Airtel Networks Kenya has criticised Safaricom for seeking to scuttle the recently announced cut in mobile termination rates (MTR), accusing the telco of only being interested in protecting its revenues from rivals.
MTRs are the charges levied by a mobile service provider on other telecommunications service providers for terminating calls in its network.
The Communications Authority of Kenya (CA) cut the charge to Sh0.12 per minute from the current Sh0.99 per minute after a six-year freeze, drawing legal action from Safaricom that earns the most from MTR due to its large voice market share of 68.9 percent.
Safaricom earns an estimated Sh6.5 billion annually from MTR while paying out Sh2.6 billion to rivals, leaving it in a profitable position while competitors remain in a net losing trade.
Safaricom has filed an appeal at the Communications And Multimedia Appeals Tribunal seeking to quash the regulator’s decision while arguing that the charges should instead rise to reflect the true cost of doing business.
In a stark contrast, Airtel has thrown its weight behind the regulator, arguing that the drop in MTR is long overdue in a spat that has exposed the divergent interests in the telecoms industry, which is determined by market share.
“We believe that any attempt to delay or scuttle the implementation of the MTR will deny consumers the benefits of more affordable calling prices,” Airtel said in a statement.
“This benefit to consumers needs to be protected considering that high mobile termination rates are not meant to be a revenue source for mobile or fixed voice service providers but an enabler for seamless calling which improves consumer access to communication.”
A drop in MTR does not automatically result in lower calling rates but it reduces costs for all operators, giving them headroom to cut consumer call rates if they choose to.

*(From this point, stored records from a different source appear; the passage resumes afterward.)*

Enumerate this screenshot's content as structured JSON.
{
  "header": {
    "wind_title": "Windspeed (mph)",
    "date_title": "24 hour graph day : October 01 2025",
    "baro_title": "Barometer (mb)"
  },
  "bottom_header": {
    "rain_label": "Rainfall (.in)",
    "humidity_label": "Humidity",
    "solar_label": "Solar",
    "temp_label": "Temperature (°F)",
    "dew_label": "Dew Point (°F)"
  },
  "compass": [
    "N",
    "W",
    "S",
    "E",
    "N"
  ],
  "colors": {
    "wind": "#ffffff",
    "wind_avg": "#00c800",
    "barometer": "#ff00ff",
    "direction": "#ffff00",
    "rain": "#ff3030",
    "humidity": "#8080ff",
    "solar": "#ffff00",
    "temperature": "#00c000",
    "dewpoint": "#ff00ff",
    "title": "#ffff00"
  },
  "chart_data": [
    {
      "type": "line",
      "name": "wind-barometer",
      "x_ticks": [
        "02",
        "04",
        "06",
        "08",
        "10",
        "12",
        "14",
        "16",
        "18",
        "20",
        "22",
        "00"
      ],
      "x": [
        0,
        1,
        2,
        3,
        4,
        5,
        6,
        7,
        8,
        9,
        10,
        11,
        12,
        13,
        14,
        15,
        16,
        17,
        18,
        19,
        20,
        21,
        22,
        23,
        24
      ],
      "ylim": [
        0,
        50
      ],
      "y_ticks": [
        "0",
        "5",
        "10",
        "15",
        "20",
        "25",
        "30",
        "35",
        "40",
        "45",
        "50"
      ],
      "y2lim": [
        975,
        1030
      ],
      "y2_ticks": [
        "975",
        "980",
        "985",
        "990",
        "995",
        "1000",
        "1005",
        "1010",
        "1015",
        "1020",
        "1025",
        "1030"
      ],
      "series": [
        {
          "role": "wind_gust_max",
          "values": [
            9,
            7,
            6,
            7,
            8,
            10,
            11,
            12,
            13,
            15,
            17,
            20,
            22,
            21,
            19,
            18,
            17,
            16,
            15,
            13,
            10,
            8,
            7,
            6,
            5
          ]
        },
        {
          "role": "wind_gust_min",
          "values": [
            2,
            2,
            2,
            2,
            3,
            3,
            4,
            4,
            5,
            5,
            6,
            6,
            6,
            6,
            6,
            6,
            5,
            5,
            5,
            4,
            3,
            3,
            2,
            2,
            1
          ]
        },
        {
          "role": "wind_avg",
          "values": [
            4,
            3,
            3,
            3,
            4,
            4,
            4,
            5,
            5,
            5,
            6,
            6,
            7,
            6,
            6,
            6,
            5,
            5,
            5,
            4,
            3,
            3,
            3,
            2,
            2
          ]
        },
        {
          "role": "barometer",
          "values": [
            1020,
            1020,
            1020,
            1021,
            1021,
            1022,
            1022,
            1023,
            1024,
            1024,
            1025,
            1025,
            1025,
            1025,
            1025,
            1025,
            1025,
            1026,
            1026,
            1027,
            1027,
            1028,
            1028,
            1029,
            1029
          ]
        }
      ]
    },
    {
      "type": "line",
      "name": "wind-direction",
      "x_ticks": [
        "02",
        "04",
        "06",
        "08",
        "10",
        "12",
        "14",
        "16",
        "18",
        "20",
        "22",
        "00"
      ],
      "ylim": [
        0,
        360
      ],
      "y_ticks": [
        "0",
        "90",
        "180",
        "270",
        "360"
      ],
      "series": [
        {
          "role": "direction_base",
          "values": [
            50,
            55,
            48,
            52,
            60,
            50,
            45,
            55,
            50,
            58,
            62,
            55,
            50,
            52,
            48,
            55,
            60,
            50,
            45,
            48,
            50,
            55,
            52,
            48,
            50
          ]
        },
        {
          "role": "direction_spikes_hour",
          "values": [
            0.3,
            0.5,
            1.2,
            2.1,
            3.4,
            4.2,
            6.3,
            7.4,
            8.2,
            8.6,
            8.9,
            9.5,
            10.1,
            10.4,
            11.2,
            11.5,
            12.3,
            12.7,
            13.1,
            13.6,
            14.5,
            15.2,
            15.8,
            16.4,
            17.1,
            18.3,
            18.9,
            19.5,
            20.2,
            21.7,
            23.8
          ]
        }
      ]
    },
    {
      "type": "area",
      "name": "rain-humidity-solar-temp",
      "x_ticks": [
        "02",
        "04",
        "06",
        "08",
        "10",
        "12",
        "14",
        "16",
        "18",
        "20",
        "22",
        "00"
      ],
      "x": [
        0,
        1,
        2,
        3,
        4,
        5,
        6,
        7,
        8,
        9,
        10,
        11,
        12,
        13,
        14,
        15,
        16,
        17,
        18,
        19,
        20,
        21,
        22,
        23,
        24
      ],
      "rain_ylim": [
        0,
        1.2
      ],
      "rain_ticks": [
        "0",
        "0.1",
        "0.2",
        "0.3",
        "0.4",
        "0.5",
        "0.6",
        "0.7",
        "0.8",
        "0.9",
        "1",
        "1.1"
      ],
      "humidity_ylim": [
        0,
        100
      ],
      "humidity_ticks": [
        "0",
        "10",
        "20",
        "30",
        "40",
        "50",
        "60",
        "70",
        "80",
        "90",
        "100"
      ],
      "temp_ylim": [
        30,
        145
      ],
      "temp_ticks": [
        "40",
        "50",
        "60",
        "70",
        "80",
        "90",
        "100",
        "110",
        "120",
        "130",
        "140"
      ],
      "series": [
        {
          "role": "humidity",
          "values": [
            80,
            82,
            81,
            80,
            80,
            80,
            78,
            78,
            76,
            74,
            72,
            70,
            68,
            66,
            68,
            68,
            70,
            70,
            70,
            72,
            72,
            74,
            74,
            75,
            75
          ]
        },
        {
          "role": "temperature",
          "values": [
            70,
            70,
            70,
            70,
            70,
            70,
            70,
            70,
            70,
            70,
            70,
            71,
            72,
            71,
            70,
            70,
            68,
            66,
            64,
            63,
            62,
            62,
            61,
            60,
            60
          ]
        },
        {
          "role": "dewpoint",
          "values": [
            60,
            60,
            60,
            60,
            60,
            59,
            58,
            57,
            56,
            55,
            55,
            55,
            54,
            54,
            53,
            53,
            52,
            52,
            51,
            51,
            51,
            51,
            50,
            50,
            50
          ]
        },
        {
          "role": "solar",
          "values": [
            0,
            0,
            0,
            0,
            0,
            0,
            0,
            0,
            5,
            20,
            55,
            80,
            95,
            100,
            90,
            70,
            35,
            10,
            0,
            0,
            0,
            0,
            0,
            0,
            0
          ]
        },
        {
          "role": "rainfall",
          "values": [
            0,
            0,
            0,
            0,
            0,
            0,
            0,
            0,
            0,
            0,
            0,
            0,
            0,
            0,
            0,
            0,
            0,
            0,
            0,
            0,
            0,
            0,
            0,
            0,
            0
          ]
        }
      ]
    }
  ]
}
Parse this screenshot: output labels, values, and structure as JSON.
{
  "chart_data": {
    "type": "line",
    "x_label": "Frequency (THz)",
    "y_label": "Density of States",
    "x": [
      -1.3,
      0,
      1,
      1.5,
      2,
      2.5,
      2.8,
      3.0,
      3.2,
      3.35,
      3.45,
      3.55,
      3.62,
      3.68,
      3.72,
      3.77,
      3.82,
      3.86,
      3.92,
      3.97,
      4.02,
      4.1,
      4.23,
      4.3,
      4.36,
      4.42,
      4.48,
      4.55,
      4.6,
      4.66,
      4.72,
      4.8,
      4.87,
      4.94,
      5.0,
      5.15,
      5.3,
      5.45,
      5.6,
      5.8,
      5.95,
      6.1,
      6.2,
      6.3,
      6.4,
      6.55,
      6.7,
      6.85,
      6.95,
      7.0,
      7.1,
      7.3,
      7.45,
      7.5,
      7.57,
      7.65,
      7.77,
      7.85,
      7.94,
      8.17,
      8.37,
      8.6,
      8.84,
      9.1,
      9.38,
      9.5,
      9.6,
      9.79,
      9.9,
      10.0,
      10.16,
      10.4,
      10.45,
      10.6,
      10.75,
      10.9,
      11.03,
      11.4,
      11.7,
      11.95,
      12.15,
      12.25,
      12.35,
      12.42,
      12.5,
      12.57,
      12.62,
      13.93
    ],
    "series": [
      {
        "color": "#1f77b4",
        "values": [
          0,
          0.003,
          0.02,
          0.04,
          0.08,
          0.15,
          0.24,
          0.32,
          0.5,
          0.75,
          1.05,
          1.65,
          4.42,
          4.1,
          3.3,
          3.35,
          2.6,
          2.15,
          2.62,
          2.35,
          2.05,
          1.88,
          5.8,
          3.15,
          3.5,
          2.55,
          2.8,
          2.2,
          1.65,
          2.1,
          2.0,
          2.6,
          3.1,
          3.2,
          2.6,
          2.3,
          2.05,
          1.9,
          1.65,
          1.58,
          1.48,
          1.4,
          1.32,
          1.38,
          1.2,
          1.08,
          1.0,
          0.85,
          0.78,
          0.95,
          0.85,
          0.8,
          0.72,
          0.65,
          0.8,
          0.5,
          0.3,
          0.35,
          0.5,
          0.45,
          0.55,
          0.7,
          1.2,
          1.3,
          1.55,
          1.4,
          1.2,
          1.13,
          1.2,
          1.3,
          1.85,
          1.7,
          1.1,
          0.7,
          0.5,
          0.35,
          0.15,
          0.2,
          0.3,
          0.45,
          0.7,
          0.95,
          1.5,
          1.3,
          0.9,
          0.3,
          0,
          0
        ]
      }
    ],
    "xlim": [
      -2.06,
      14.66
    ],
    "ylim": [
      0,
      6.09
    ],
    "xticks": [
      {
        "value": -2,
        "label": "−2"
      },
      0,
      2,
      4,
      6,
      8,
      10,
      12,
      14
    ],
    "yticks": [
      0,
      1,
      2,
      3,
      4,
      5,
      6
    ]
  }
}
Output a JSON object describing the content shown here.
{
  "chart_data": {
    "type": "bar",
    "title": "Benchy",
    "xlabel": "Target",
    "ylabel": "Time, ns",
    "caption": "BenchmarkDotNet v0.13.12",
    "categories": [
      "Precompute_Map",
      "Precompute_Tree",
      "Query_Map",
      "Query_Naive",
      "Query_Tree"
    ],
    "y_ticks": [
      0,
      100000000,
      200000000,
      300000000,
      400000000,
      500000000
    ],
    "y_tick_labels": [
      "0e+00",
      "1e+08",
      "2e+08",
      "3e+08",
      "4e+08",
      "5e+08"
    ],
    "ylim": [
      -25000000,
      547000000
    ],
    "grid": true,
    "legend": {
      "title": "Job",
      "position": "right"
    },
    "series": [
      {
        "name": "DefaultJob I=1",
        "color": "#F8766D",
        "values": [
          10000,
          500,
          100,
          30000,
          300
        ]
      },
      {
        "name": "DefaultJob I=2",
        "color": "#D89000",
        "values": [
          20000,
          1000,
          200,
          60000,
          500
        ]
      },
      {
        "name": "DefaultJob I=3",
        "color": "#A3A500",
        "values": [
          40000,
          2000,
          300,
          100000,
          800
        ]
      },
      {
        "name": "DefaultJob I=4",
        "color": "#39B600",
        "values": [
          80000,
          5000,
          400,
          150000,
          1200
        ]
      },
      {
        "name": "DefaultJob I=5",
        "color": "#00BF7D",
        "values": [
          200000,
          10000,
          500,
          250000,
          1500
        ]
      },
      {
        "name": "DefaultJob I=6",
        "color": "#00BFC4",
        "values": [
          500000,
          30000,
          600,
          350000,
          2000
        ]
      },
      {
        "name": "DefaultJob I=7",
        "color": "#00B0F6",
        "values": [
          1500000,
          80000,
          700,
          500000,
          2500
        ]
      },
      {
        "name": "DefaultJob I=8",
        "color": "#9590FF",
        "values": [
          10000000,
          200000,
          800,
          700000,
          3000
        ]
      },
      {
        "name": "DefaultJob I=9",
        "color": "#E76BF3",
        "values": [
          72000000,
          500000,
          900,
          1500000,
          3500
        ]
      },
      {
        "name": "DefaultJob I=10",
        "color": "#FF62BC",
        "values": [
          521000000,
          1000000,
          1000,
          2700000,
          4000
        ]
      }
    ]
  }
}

Airtel is set to be the biggest beneficiary of the move to reduce the charge, potentially saving it Sh4.9 billion annually.
The telco paid its rivals Sh5.5 billion in the year ended June, with the bill expected to plunge to an estaimated Sh676 million if the MTR cut goes through. Airtel’s off-net minutes stood at 5.6 billion in the review period.
The company made a loss of Sh5.6 billion in the year ended March 2020, signalling the MTR cut has the potential to help end its loss-making streak.
Safaricom will also save an estimated Sh2.3 billion, with its payout declining from Sh2.6 billion to Sh321 million.
It will, however, see its estimated revenues from termination fees drop from the Sh6.5 billion to just Sh782 million.
The telco will still be in a net profitable position but its income will have dropped by nearly 90 percent to Sh461 million.
Telkom Kenya could save Sh680 million while other smaller rivals like Equitel and Jamii will also save a few millions of shillings.
COST OF DOING BUSINESS
Safaricom is accusing the regulator of ignoring the true cost of doing business and relying on little known benchmarks.
“The appellant appeals against the decision by the respondent (CA) finding that the current mobile and fixed voice termination rate (MTR and FTR) of Sh0.99 implemented by all telecommunications service providers did not reflect the true cost of interconnection,” the company argues in its appeal.
“The appellant appeals against the decision by the respondent finding that the current mobile and fixed voice termination rate (MTR and FTR) of Sh0.99 implemented by all telecommunications service providers prevented operators from offering consumers more affordable and competitive prices and services.”
If the MTR is reduced as communicated by the regulator, it will cut the cost for Safaricom’s rivals and give them the option of further cutting their voice tariffs or boost their margins by keeping the savings.
“The MTR of Sh0.99 per minute has been applied for about seven years whereas it was only intended to apply for one year. The MTR reduction by the CA considers the seven-year delay and is fully aligned with the interests of the consumer,” Airtel said.
Safaricom meanwhile wants the tribunal to stop the regulator’s decision in its entirety through a permanent injunction. The telco argues that the CA relied on a benchmarking methodology as opposed to long-run incremental costing which it argues is the preferred model in determining MTR.